Local Government Denmark (KL) is a private membership organisation that represents all Danish municipalities. The founding principle is that by bringing them together, KL is able to gain political and fiscal competencies that each municipality would not have by itself.
KL is the permanent partner in the annual negotiations with the finance ministry that settle the municipal budgets. Danish municipalities allocate 50 per cent of the entire public budget, compared with the 30 per cent that are allocated by national government and 20 per cent by the regions. Every three years, KL meets with trade unions, regional authorities and the national government to determine the salaries, terms and conditions for the half a million municipal employees.

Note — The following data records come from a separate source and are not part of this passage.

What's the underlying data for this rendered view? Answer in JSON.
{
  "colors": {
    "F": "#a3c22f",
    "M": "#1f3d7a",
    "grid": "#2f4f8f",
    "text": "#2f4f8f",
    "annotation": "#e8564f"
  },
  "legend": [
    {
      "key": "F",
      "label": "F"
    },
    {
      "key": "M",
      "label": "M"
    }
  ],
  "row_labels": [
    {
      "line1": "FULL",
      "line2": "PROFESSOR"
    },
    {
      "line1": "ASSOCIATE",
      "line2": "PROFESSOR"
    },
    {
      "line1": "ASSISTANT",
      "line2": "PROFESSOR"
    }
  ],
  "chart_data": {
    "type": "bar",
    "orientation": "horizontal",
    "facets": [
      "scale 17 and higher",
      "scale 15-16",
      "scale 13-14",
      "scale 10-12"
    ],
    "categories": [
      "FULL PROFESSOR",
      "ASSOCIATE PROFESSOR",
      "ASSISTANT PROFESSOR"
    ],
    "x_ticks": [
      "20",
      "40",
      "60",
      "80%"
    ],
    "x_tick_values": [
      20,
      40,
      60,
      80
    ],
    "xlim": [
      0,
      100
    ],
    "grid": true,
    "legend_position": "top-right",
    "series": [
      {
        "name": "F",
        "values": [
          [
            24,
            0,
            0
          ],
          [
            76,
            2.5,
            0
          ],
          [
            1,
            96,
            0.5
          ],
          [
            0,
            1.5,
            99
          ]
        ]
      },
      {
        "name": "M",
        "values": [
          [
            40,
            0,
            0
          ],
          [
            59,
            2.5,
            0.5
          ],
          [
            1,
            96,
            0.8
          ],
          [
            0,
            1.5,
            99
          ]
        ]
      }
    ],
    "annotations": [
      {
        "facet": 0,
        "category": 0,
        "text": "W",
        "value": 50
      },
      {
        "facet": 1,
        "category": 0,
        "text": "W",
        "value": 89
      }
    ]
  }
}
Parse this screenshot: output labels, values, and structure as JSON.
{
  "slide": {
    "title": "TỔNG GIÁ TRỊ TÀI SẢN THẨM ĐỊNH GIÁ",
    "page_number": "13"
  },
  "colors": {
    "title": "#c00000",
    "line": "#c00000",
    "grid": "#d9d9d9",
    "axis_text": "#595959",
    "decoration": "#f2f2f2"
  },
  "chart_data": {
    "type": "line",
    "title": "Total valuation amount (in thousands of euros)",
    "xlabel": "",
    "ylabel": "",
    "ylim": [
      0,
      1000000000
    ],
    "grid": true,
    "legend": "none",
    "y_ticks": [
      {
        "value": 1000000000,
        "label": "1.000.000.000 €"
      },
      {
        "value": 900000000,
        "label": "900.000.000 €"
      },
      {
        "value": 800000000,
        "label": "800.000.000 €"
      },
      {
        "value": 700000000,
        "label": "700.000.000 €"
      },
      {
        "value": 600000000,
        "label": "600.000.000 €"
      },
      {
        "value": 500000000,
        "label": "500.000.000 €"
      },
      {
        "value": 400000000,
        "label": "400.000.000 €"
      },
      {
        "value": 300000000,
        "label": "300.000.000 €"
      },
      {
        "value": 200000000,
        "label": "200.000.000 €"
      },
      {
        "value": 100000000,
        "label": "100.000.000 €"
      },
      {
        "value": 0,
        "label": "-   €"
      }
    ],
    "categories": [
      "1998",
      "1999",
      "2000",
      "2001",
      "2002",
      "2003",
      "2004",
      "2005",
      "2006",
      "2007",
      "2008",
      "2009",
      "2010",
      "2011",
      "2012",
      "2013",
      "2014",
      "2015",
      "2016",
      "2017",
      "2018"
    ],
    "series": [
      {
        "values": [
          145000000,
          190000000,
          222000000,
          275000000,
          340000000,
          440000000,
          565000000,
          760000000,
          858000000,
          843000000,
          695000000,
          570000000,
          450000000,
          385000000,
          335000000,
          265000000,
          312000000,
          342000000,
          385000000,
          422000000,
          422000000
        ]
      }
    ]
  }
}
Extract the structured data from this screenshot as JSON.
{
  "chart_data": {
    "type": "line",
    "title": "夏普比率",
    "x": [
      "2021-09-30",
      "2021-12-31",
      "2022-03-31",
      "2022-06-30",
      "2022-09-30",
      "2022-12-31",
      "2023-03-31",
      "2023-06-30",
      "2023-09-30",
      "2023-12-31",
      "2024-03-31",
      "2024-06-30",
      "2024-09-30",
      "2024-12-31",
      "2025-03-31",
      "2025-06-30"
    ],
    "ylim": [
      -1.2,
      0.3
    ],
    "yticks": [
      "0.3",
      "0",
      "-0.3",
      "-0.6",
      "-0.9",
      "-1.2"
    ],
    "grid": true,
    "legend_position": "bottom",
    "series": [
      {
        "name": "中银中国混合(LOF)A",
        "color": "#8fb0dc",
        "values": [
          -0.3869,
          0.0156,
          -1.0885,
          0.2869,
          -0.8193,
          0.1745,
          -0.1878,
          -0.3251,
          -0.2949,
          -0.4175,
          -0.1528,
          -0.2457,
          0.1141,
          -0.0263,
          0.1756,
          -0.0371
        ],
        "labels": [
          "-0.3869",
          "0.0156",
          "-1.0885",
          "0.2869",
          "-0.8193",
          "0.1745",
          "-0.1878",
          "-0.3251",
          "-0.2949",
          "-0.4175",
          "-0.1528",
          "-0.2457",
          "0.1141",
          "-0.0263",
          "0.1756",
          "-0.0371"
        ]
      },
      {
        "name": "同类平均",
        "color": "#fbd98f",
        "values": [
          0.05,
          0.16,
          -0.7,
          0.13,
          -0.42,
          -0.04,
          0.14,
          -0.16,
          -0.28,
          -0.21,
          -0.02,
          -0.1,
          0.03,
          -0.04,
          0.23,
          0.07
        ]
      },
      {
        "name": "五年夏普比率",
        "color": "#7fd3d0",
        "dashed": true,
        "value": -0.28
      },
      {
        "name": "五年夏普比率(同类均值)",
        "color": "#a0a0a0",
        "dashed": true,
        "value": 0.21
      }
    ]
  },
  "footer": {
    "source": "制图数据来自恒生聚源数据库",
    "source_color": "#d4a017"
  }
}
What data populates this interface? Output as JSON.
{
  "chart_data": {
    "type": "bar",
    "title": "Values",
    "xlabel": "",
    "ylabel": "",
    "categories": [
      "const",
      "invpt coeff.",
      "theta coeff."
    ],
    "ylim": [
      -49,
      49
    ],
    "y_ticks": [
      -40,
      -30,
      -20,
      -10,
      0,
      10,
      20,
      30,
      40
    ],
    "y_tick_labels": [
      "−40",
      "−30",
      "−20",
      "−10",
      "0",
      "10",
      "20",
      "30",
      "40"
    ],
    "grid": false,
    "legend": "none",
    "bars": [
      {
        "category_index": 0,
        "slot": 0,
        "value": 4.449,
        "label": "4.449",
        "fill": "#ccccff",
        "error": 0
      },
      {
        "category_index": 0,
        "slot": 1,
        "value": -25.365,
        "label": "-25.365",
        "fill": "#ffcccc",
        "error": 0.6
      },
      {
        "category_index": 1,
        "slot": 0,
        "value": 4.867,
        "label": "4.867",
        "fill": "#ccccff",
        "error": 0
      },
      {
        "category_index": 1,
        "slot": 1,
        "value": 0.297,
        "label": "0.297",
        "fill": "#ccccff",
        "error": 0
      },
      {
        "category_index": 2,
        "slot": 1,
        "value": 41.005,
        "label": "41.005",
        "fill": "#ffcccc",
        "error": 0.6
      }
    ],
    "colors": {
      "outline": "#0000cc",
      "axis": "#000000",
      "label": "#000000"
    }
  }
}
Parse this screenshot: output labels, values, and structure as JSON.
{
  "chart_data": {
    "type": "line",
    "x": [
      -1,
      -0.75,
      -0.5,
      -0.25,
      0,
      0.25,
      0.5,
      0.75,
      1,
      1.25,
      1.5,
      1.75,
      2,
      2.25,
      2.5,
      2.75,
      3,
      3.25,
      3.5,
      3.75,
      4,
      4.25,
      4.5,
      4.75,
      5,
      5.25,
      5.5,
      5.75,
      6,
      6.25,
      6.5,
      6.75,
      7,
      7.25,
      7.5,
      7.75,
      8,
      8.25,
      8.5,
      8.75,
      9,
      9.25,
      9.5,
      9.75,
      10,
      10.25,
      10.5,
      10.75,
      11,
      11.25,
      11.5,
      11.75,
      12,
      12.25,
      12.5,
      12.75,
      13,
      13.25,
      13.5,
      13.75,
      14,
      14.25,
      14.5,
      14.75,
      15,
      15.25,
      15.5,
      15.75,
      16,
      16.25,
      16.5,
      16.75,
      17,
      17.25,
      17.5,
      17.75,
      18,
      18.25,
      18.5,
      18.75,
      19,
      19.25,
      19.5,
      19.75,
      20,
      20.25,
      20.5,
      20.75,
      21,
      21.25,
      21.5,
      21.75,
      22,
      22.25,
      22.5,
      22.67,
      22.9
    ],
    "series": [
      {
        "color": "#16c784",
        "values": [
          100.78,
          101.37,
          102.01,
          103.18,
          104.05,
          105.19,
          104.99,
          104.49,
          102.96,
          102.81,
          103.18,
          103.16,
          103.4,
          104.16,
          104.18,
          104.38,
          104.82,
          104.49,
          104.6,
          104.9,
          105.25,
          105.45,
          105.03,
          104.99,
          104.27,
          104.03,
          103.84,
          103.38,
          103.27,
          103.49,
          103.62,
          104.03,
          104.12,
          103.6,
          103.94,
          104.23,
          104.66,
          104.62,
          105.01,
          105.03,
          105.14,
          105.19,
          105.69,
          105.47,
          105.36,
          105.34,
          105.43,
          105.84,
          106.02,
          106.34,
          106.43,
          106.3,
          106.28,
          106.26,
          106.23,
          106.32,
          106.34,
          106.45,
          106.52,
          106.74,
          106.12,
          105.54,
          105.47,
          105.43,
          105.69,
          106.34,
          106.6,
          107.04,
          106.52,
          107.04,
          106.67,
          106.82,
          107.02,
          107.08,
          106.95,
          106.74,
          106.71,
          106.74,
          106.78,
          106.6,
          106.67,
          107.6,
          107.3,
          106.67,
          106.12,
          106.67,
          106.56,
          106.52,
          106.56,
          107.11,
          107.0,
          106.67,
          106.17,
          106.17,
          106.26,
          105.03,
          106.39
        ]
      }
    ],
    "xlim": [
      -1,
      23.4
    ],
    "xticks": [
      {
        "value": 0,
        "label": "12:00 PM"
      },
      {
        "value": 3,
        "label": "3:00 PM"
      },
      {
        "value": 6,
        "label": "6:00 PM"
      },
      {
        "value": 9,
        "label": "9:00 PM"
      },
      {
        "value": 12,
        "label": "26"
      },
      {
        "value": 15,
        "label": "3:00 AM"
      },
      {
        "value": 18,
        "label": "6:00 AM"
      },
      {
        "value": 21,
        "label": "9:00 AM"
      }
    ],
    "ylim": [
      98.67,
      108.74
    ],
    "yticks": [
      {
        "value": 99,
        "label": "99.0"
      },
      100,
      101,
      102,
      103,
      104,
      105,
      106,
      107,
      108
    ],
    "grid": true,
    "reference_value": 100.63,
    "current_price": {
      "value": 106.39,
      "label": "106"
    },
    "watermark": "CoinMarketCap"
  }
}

We may ask ourselves: why not all implement these and other self-governing and self-financing measures? What are the barriers?
The short answer is an unimaginative reliance on existing institutions and financial tools. Cities are unable to see beyond limited, short-term ambitions and capabilities. Bundling their assets or competencies under the management of one entity, municipalities in KL and KommuneInvest relinquish individual political power to join collective negotiations instead. In the process, each must accept the opinion of the majority of member municipalities.
Building a long-term strategy for affordable social housing requires cities to maintain a vision and the capability to realise it over many election cycles. Accumulating massive savings takes years: but if cities are open to new kinds of thinking and organisation, we can go a long way towards ameliorating these seemingly intractable urban problems.